A community of 30,000 US Transcriptionist serving Medical Transcription Industry


question for current coders - cj


Posted: May 13, 2014

Have coding processes changed recently at your facilities?  I work for a very large hospital, a level I trauma center and teaching facility.  I work on the outpatient side.  We have strict productivity guidelines not only in terms of charts per hour but also percentage of productive time.  Our volumes are huge and are supposed to be coding within 1.5 to 2 days post discharge.  It seems like they have found more and more ways to cut corners in order to push more charts out the door, obviously in an effor to collect the bills.  We code from Chief complaint and final impression only, thus skip all the histories (medical history, surgery history, social such as smoking history, meds, etc.  Being an old timer, I am having a big problem with this type of coding and just wonder if anyone else is noticing anything similar going on.  I want to do the job right, not just fast.  Has anyone noticed their focus changing to more quantity and away from quality first?  Although I am only a couple of years from retirement, I am considering looking at a job change.  don't want to make a move if it will be more of the same wherever I go.  

Nope, not happening here. - sm

[ In Reply To ..]
I have heard of places that code only the discharge diagnoses without looking at anything else, but I have not seen it. Definitely not where I work.

That's kind of misguided, if you ask me. If you don't read the record, how are you supposed to know if something was POA? How are you supposed to identify complications and comorbidities that were not documented, so you can query?

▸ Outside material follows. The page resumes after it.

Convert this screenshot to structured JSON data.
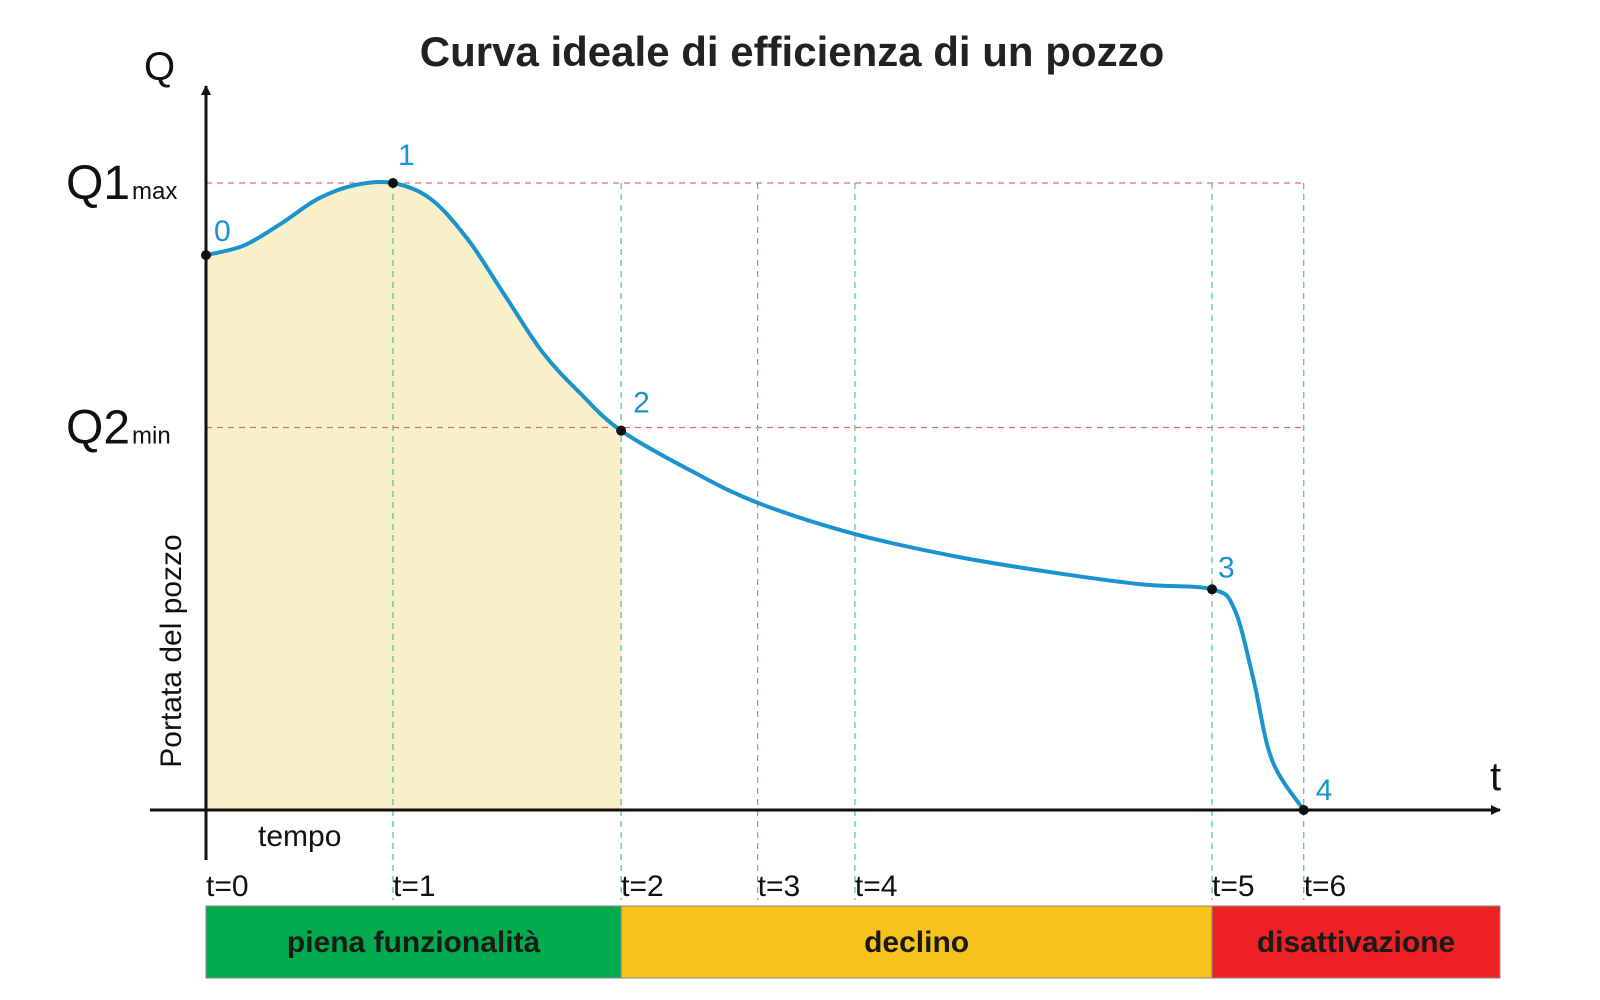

Someone in management is being short-sighted. They are putting immediate turn-around before revenue. Sounds like they don't understand coding. Sounds like they didn't get the message about using all available documentation.

That being said, a question for you. What are you coding from the history?

That's the question in their minds. They are wondering why you would need to do that. They think the info you need is in the final dxs. They think the doctors know just what to tell you and where to say it.

I would want to have this as a written policy, because I would not want the lost revenue and CMS audit findings coming back to haunt me. I would sure be looking for another job, too.

Bottom Dollar - CT

[ In Reply To ..]
It would be interesting to see the same chart coded both ways, correctly and expeditiously. Would the additional revenues garnered from a more comprehensive approach outweigh the additional costs from delayed payment and employee costs? Being able to spark change often time comes from being able to show how the revenue cycle is being affected by past, current, and potentially future changes. Of course, this doesn't even begin to approach the effect it may have on quality to do this sort of coding...

It is actually possible to code a chart meeting - Both requirements

[ In Reply To ..]
We code charts accurately and expeditiously every day. Not sure why you think it has to be either/or.